Wesselman, a former strategy leader of Hewlett Packard's hyperscale infrastructure group, said that research centers OnRamp works with have expressed confusion about genomic and proteomic data that might help unlock mysteries of certain pediatric cancers. "They contacted us and said, 'We don't know what to do with this data. We don't even know what it is.' They had done beautifully designed experiments, but the data they got back was unintelligible to them," he said.

The new OnRamp-Cloudian-ScaleMatrix partnership aims to take some of the load off the bioinformatics community.

"The bioinformaticians need to spend their time developing new algorithms, new applications, new techniques, serving as the pioneers, not trying to do high-volume, commodity analyses, whether it's for a cancer research center or for a [drug] discovery effort. Those bioinformaticians need to continue to work on the hard problems," Wesselman said.

Specifically, OnRamp software is designed to simplify analysis of genomic data. ScaleMatrix provides high-performance computing power — as well as sequencing services at its genomics lab — while Cloudian offers flexible storage options.

ScaleMatrix has had a partnership with Cloudian for a year and a half. "We're now launching their service in a much larger way," said Chris Orlando, co-founder of ScaleMatrix.

"If you put together a very high-efficiency, high-density data center, an affordable workplace, a genomics lab that is CLIA-certified, and the tools and capabilities that OnRamp brings together, we've [created a] cradle-to-grave solution where someone can have an idea, run tests and development against it, prove a concept, show their work product, manage data," Orlando explained.

"Before, all of those things were somewhat difficult to do and very difficult to scale. The three of us are working to bring those things together in one location and make them very, very simple to get at," Orlando said. "What we're trying to accomplish is a big task, trying to make the overall launch of ideas and the engagement with all these new molecular and bioinformatics processes simpler. That's not an easy thing to do."

The partners believe their data and pricing models set them apart from competitors.
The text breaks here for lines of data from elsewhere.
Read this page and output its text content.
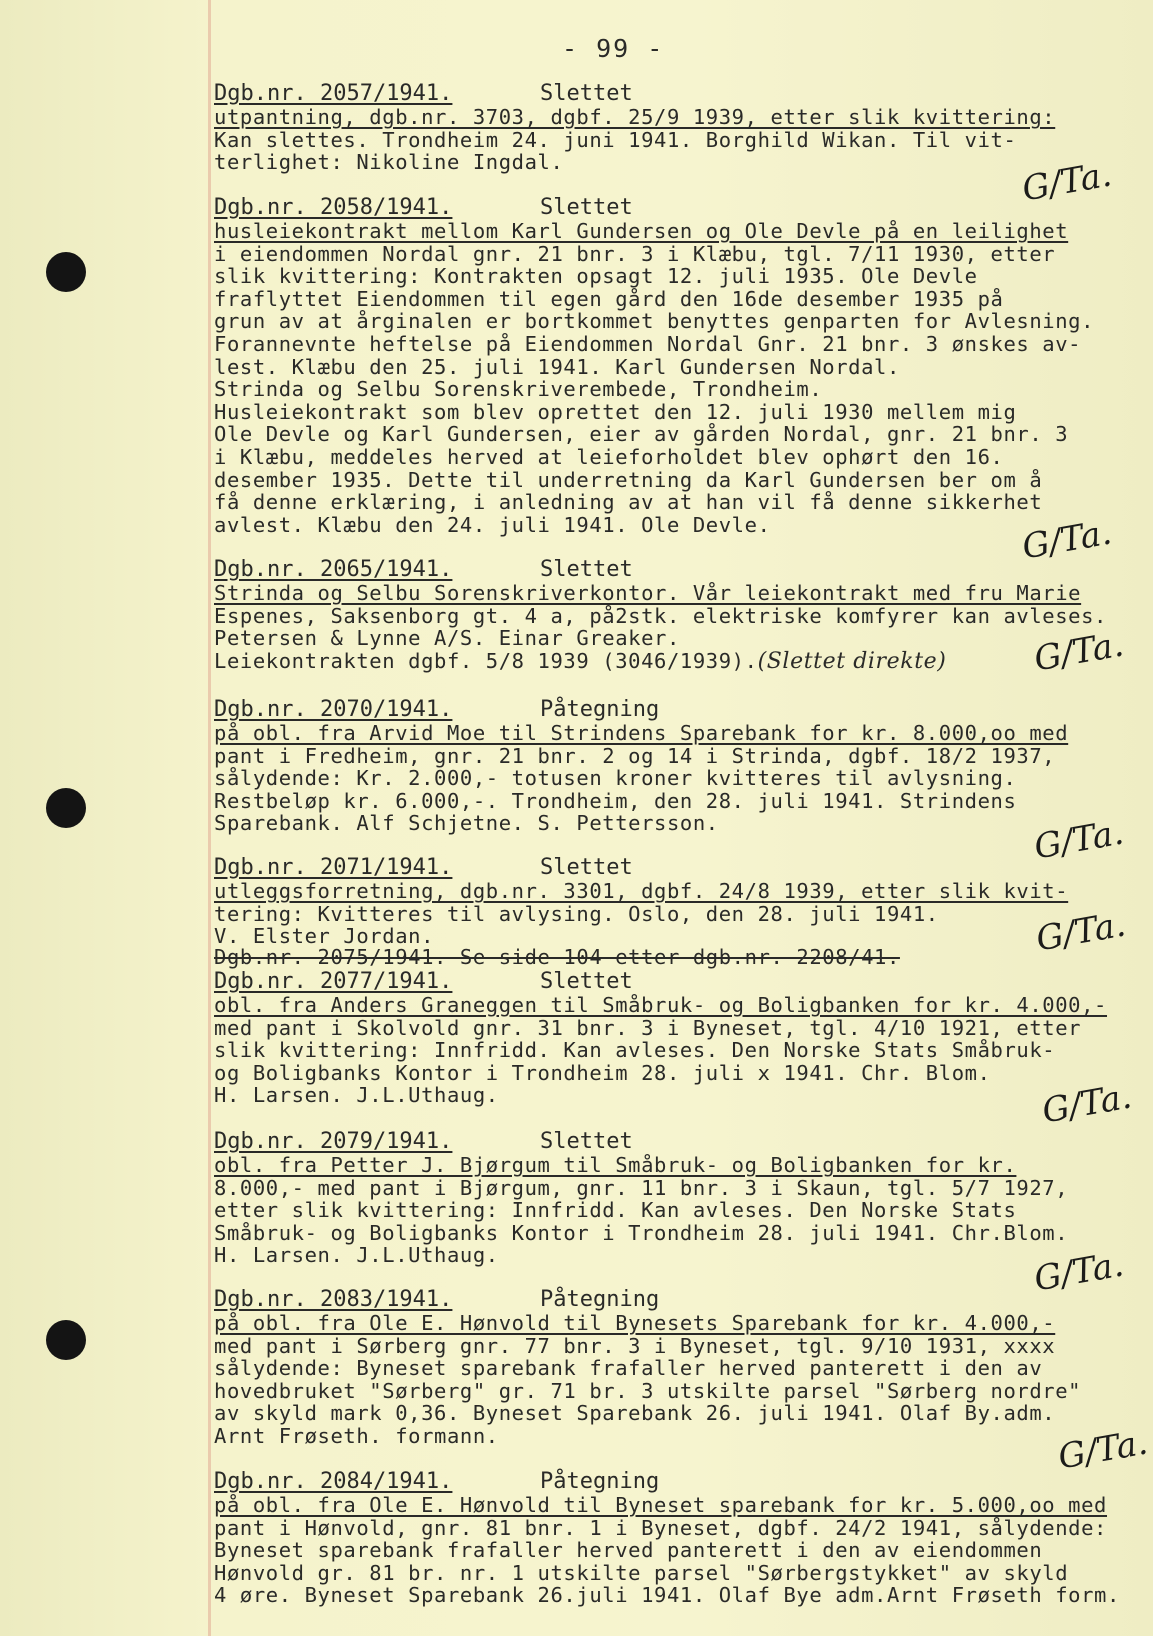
- 99 -
Dgb.nr. 2057/1941.	Slettet
utpantning, dgb.nr. 3703, dgbf. 25/9 1939, etter slik kvittering:
Kan slettes. Trondheim 24. juni 1941. Borghild Wikan. Til vit-
terlighet: Nikoline Ingdal.	G/Ta.
Dgb.nr. 2058/1941.	Slettet
husleiekontrakt mellom Karl Gundersen og Ole Devle på en leilighet
i eiendommen Nordal gnr. 21 bnr. 3 i Klæbu, tgl. 7/11 1930, etter
slik kvittering: Kontrakten opsagt 12. juli 1935. Ole Devle
fraflyttet Eiendommen til egen gård den 16de desember 1935 på
grun av at årginalen er bortkommet benyttes genparten for Avlesning.
Forannevnte heftelse på Eiendommen Nordal Gnr. 21 bnr. 3 ønskes av-
lest. Klæbu den 25. juli 1941. Karl Gundersen Nordal.
Strinda og Selbu Sorenskriverembede, Trondheim.
Husleiekontrakt som blev oprettet den 12. juli 1930 mellem mig
Ole Devle og Karl Gundersen, eier av gården Nordal, gnr. 21 bnr. 3
i Klæbu, meddeles herved at leieforholdet blev ophørt den 16.
desember 1935. Dette til underretning da Karl Gundersen ber om å
få denne erklæring, i anledning av at han vil få denne sikkerhet
avlest. Klæbu den 24. juli 1941. Ole Devle.	G/Ta.
Dgb.nr. 2065/1941.	Slettet
Strinda og Selbu Sorenskriverkontor. Vår leiekontrakt med fru Marie
Espenes, Saksenborg gt. 4 a, på2stk. elektriske komfyrer kan avleses.
Petersen & Lynne A/S. Einar Greaker.
Leiekontrakten dgbf. 5/8 1939 (3046/1939).(Slettet direkte)	G/Ta.
Dgb.nr. 2070/1941.	Påtegning
på obl. fra Arvid Moe til Strindens Sparebank for kr. 8.000,oo med
pant i Fredheim, gnr. 21 bnr. 2 og 14 i Strinda, dgbf. 18/2 1937,
sålydende: Kr. 2.000,- totusen kroner kvitteres til avlysning.
Restbeløp kr. 6.000,-. Trondheim, den 28. juli 1941. Strindens
Sparebank. Alf Schjetne. S. Pettersson.	G/Ta.
Dgb.nr. 2071/1941.	Slettet
utleggsforretning, dgb.nr. 3301, dgbf. 24/8 1939, etter slik kvit-
tering: Kvitteres til avlysing. Oslo, den 28. juli 1941.
V. Elster Jordan.	G/Ta.
Dgb.nr. 2075/1941. Se side 104 etter dgb.nr. 2208/41.
Dgb.nr. 2077/1941.	Slettet
obl. fra Anders Graneggen til Småbruk- og Boligbanken for kr. 4.000,-
med pant i Skolvold gnr. 31 bnr. 3 i Byneset, tgl. 4/10 1921, etter
slik kvittering: Innfridd. Kan avleses. Den Norske Stats Småbruk-
og Boligbanks Kontor i Trondheim 28. juli x 1941. Chr. Blom.
H. Larsen. J.L.Uthaug.	G/Ta.
Dgb.nr. 2079/1941.	Slettet
obl. fra Petter J. Bjørgum til Småbruk- og Boligbanken for kr.
8.000,- med pant i Bjørgum, gnr. 11 bnr. 3 i Skaun, tgl. 5/7 1927,
etter slik kvittering: Innfridd. Kan avleses. Den Norske Stats
Småbruk- og Boligbanks Kontor i Trondheim 28. juli 1941. Chr.Blom.
H. Larsen. J.L.Uthaug.	G/Ta.
Dgb.nr. 2083/1941.	Påtegning
på obl. fra Ole E. Hønvold til Bynesets Sparebank for kr. 4.000,-
med pant i Sørberg gnr. 77 bnr. 3 i Byneset, tgl. 9/10 1931, xxxx
sålydende: Byneset sparebank frafaller herved panterett i den av
hovedbruket "Sørberg" gr. 71 br. 3 utskilte parsel "Sørberg nordre"
av skyld mark 0,36. Byneset Sparebank 26. juli 1941. Olaf By.adm.
Arnt Frøseth. formann.	G/Ta.
Dgb.nr. 2084/1941.	Påtegning
på obl. fra Ole E. Hønvold til Byneset sparebank for kr. 5.000,oo med
pant i Hønvold, gnr. 81 bnr. 1 i Byneset, dgbf. 24/2 1941, sålydende:
Byneset sparebank frafaller herved panterett i den av eiendommen
Hønvold gr. 81 br. nr. 1 utskilte parsel "Sørbergstykket" av skyld
4 øre. Byneset Sparebank 26.juli 1941. Olaf Bye adm.Arnt Frøseth form.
"What's out on the market today is complex in many ways and has scale and pricing challenges that I don't think will scale as this exponential data problem gets bigger and bigger," Orlando said.

"The price needs to come down exponentially as we start talking exascale, as we start getting into these massive amounts of data," Orlando continued. "We're aimed at driving those costs down significantly in very large volume."

Cloudian "tiers" data for storage according to how often users are likely to need certain elements of large files such as genome analyses. This enables the other partners to store frequently used data locally but have full datasets available in the cloud when necessary.

"You don't want to move most of this massive amount of data most of the time," Jean Lozach, chief technology officer of OnRamp, said. Users might want to have ready access to a list of genes or a pathway for future experiments, for example, while keeping raw data from whole-genome sequences on a remote server.

The partnership is pricing services per sample, "all in," according to Wesselman, so customers will not be billed separately for compute time, analytics services, and storage costs.

"That's all brought together into the analysis. They don't need to know any bioinformatics. That's already taken care of within the system," Wesselman said. "Once they set up the experiment and upload the data, we automatically know how the data should be processed to answer the biological questions that they ask in the beginning, which makes a big difference when not catering to the bioinformatician as many of the competing platforms do, but instead catering to the biologist and researcher," he added.

"They're able to get more of a persistent, longitudinal value to that data. Every experiment is connected to the follow-up experiments, and to be able to do downstream comparisons against prior analyses adds a lot of value to the biologist and researcher."